As you have read the Commander in Chief has asked the Army to move a large part of forces out of Afghanistan. We’re like ants in and around an ant hill. We wake each day only to work hard with very long hours moving our soldier’s home to their families, while simultaneously closing bases. I work doing Force Management for ARCENT (Army Central/Third Army; “Patton’s Own”), as an action officer to resource and equip forces in Afghanistan. I interface with other commands in the CJOA-A (Combined/Joint Operation Area-Afghanistan) to include ISAF (International Security Assistance Forces) and USAFOR-A. To include commands outside the CJOA-A, for example; FORSCOM, HQDA and ARCENT MCP/OCP. Lots of VTC’s. Brooks owns us and came to pay a visit.

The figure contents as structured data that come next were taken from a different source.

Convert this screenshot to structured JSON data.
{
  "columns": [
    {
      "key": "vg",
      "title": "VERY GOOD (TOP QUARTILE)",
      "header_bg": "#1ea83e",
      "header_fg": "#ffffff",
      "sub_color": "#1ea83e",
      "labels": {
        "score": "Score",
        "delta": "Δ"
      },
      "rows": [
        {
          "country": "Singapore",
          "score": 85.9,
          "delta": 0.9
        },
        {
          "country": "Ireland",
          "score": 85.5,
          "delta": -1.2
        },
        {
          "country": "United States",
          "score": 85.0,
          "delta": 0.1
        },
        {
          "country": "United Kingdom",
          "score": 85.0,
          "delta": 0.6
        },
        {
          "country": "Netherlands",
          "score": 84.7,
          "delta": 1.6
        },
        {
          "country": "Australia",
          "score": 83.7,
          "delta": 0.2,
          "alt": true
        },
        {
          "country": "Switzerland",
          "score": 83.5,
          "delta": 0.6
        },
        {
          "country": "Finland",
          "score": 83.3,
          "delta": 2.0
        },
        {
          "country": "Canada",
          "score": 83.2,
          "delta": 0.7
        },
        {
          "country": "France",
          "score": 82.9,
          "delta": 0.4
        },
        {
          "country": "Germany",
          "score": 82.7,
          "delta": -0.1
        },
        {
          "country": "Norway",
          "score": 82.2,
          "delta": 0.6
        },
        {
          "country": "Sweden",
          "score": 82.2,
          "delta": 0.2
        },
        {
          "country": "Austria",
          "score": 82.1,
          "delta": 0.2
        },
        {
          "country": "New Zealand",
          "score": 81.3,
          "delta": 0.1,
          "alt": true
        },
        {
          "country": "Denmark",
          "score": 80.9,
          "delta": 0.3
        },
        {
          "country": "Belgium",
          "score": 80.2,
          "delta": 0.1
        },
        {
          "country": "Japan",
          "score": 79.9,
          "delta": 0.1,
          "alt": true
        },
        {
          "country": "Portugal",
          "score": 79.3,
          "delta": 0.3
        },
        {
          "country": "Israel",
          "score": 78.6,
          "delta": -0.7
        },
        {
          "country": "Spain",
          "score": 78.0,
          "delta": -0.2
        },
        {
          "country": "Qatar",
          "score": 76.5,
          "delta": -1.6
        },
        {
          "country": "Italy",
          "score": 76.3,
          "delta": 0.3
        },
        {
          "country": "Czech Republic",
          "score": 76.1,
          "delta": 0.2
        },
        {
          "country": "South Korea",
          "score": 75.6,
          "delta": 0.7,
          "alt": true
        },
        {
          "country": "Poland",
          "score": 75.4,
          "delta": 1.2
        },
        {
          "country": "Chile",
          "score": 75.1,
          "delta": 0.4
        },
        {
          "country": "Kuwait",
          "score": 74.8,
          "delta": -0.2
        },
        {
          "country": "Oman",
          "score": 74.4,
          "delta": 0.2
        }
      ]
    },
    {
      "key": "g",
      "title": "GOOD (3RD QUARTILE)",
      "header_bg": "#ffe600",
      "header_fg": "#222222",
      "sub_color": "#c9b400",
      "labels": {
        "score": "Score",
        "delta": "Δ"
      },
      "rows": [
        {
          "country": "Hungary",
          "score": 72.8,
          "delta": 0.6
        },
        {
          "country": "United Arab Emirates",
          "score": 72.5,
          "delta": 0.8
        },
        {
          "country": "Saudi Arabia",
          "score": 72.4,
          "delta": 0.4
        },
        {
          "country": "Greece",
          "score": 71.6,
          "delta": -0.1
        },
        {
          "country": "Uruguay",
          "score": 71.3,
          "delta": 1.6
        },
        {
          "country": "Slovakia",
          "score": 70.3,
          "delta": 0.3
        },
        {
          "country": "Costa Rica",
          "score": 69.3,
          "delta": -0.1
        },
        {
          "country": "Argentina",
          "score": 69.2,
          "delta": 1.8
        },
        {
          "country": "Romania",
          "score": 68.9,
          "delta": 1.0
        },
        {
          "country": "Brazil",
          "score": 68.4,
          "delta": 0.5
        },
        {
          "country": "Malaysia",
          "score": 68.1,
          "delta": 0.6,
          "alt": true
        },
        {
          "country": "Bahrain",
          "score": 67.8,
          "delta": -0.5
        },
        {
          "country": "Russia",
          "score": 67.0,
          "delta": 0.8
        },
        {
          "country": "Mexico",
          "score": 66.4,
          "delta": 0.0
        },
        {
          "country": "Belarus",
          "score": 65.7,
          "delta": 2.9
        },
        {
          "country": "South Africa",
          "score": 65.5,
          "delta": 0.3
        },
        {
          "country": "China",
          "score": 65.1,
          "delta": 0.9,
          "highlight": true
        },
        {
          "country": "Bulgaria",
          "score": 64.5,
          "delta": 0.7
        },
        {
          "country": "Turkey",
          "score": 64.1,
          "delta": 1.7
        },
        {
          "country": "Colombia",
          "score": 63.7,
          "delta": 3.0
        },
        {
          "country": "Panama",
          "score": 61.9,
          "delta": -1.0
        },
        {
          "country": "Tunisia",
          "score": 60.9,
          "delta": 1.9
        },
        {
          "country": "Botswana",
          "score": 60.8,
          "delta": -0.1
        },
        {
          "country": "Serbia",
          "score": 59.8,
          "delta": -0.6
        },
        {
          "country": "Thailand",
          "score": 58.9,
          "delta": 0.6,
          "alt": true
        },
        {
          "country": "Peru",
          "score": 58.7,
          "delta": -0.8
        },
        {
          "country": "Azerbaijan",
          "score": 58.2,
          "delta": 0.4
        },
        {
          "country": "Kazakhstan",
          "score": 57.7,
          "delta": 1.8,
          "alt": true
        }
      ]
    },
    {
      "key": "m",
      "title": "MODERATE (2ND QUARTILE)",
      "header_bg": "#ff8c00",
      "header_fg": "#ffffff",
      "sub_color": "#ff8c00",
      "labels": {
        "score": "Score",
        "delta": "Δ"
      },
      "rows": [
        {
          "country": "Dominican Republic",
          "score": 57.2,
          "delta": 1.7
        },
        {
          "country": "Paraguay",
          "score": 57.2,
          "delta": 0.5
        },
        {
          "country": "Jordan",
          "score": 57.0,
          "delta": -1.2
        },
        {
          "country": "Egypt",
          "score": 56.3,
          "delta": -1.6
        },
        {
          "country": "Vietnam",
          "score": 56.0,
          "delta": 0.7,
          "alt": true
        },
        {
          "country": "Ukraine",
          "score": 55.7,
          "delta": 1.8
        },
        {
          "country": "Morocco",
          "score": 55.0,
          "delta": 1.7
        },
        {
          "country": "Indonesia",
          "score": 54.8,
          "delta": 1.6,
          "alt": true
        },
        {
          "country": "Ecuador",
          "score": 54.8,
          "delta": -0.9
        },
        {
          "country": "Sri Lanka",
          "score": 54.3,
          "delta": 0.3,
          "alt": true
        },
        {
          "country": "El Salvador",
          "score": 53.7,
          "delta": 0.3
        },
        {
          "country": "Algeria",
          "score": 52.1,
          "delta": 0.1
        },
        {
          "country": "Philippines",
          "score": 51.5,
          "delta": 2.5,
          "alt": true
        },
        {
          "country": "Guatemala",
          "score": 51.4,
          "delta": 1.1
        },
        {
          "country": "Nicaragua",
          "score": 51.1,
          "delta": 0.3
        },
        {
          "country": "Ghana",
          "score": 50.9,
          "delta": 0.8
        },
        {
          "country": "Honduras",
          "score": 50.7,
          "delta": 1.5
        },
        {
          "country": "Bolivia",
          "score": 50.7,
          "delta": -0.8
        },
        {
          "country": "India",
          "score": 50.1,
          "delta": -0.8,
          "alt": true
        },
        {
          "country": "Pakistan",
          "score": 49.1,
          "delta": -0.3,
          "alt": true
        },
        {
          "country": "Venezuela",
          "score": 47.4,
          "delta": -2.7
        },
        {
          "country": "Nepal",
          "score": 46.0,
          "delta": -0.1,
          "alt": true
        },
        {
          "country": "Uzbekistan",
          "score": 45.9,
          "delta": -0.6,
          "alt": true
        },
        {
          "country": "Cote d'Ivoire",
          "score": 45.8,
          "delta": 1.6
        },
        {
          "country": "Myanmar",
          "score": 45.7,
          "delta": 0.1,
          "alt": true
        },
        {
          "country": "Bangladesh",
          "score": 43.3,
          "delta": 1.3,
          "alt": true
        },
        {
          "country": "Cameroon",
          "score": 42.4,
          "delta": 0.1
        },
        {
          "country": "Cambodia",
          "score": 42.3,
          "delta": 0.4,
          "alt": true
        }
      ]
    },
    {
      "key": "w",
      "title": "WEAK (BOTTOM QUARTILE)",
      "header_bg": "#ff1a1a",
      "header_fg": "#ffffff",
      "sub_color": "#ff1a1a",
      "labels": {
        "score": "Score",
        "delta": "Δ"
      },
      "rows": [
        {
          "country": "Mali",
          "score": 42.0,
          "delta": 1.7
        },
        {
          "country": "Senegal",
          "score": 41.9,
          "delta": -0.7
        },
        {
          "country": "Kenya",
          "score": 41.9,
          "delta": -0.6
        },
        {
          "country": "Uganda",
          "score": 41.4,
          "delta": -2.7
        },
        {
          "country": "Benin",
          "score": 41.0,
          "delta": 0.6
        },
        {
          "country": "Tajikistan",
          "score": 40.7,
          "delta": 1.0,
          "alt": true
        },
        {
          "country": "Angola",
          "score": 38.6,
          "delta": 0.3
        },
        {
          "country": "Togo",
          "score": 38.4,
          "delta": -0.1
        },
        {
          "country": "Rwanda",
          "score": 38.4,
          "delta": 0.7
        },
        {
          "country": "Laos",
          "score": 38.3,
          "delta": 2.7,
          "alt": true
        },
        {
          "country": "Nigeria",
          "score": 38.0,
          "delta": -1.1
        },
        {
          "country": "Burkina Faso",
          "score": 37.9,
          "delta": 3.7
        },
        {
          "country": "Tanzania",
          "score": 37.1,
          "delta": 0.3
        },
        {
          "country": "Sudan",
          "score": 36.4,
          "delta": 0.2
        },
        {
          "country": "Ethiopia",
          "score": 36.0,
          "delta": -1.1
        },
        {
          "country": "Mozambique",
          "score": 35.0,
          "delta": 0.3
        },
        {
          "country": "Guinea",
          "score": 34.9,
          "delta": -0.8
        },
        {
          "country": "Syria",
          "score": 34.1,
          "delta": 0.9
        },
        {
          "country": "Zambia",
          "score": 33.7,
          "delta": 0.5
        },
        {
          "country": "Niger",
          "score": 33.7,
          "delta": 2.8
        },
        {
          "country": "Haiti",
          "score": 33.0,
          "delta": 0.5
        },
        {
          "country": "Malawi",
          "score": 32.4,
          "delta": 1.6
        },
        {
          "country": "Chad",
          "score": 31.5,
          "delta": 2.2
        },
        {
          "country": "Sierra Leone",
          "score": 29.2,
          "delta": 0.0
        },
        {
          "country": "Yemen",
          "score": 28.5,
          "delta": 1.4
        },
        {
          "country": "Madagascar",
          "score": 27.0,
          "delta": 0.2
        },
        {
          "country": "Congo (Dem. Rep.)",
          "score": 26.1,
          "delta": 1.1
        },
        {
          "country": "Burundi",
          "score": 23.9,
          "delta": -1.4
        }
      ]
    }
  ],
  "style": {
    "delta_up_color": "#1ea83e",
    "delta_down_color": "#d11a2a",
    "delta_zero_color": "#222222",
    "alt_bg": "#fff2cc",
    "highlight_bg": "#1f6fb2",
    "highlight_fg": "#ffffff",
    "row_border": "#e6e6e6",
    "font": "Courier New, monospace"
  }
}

This is a high velocity retrograde with terrain similar to being on the moon when it comes to logistics.
My first day off since being here and I can pretend I’m home. Really, it doesn’t get any better than this…relaxation siping on my Green Mountain coffee and reading the Brattleboro Reformer. Cheryl, thank you for the coffee and Cor the paper. A salute to my coffee buddy back home, Debbie Rancourt. If anyone goes to Bruegger’s please say hello to Dan and his staff for me. Happy Easter everyone!
Bonfires in Kabul is not the same as I remember back whilst a youngster attending YMCA summer camps. The air quality is poor in the city Kabul, and bonfires here are not about sitting around singing campfire songs. Things are difficult for the population, its real survival here and the people need to keep warm. Their houses have no actual windows and are cold and drafty. Being at this elevation, unfortunately, there are no trees to harvest for cordwood. They burn anything and I mean anything, specifically speaking, tires, cardboard, plastic, and human waste. There are no dumps or incinerators to make trash disappear. They burn wherever is convenient. But before burning they separate whatever can be use to keep warm. Where’s Smoky Bear when you need him! Probably similar to what some of you have experienced in China. Some days we can’t breathe outside and smells pretty bad. This explains why my walls in my Micro Mini Kabul Condo are black, and I’ve washed twice since being here. We have half day off for Easter and I plan to put it to good use. I will tape a special filter over my air vent in my room (thanks Scott and Donna for sending this). I’m told when the weather turns warmer things will get better.